Mediating our relationships by screen leads to instant communication, but also makes us impatient and emotionally careless. Human empathy is an embodied virtue. We learn to pick up emotional clues by watching the subtle facial movements and body language of others as they speak and listen. The growth of emojis is no substitute for this and has all the finesse of a face pulled by Thomas the Tank engine. And we more easily tune out of another person’s problems when they are expressed online rather than to our face.  US college students are around forty percent less empathetic than their counterparts only two or three decades ago, according to the University of Michigan Institute for Social Research.   

There are growing signs that screens reduce human empathy, which may be the most disturbing thing of all and perhaps offers a clue why life is becoming angrier. We spend most of our time lamenting how algorithms polarise us, without addressing an even more fundamental problem: we no longer talk about demanding issues face to face, where listening skills are required, but shout across cyberspace, where listening barely happens. 

But the momentum is for more of the virtual world. The software engineer, Marc Andreessen has coined the phrase ‘reality privilege.’  It belongs to those whose real-world existence is full of flourishing – relationships, wealth, housing, holidays, hobbies.  The solution for those who lack these goods, according to Andreessen and others, is a migration to an ‘online world that makes life and work and love wonderful for everyone, no matter what level of reality deprivation they find themselves in’. 

It is a case of Silicon Valley solutionism, where every problem must have a technological answer. The outcome of migration to an online world is that we no longer need to focus on solving knotty, unglamorous policy issues like poverty, poor housing and low-paid jobs. It also carries a curious echo of the theology which prioritises saving souls from a corrupt world rather than inheriting an embodied resurrection life in a new creation. 

In the two decades after 2003, in-person socialising between American adults dropped by thirty percent; among teenagers it fell by forty-five percent.

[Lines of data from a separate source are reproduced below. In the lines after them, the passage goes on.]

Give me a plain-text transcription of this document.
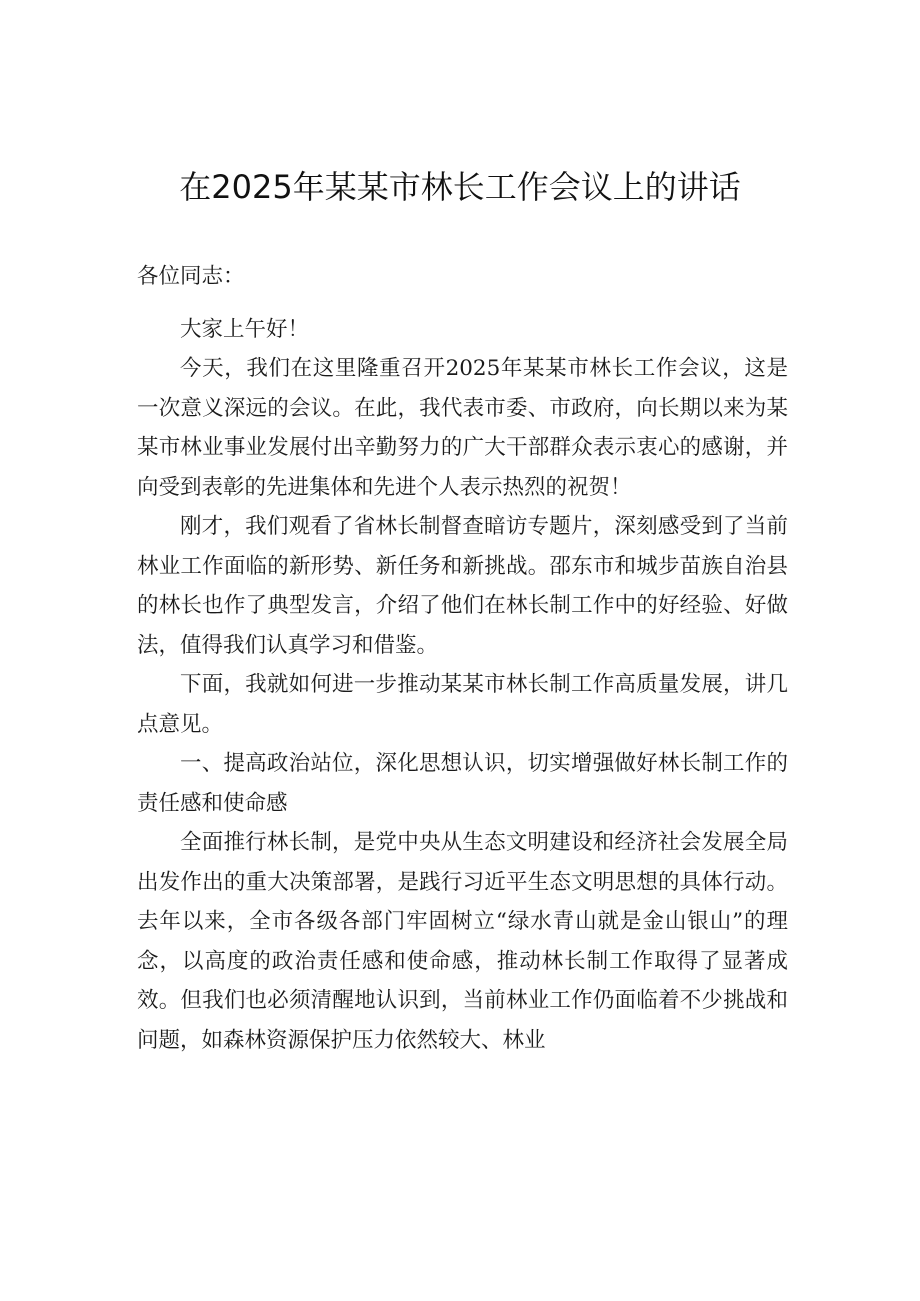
在2025年某某市林长工作会议上的讲话

各位同志：

大家上午好！

今天，我们在这里隆重召开2025年某某市林长工作会议，这是一次意义深远的会议。在此，我代表市委、市政府，向长期以来为某某市林业事业发展付出辛勤努力的广大干部群众表示衷心的感谢，并向受到表彰的先进集体和先进个人表示热烈的祝贺！

刚才，我们观看了省林长制督查暗访专题片，深刻感受到了当前林业工作面临的新形势、新任务和新挑战。邵东市和城步苗族自治县的林长也作了典型发言，介绍了他们在林长制工作中的好经验、好做法，值得我们认真学习和借鉴。

下面，我就如何进一步推动某某市林长制工作高质量发展，讲几点意见。

一、提高政治站位，深化思想认识，切实增强做好林长制工作的责任感和使命感

全面推行林长制，是党中央从生态文明建设和经济社会发展全局出发作出的重大决策部署，是践行习近平生态文明思想的具体行动。去年以来，全市各级各部门牢固树立“绿水青山就是金山银山”的理念，以高度的政治责任感和使命感，推动林长制工作取得了显著成效。但我们也必须清醒地认识到，当前林业工作仍面临着不少挑战和问题，如森林资源保护压力依然较大、林业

According to Rosen ‘this changes our behaviour towards others, how we get along or don’t get along, how we resolve conflict, how we understand each other’.  The de-incarnation of human life continues apace, yet it is the physical world is where we flourish, where millennia of brain development has taken place and where God embodied himself in Christ.   

We may come to regret at length the rush to the virtual world, a bit like smoking in the twentieth century. But there is every chance we won’t, because technology is clever and so very cool. The meaning of the incarnation is up for grabs, only this time it’s human, not divine.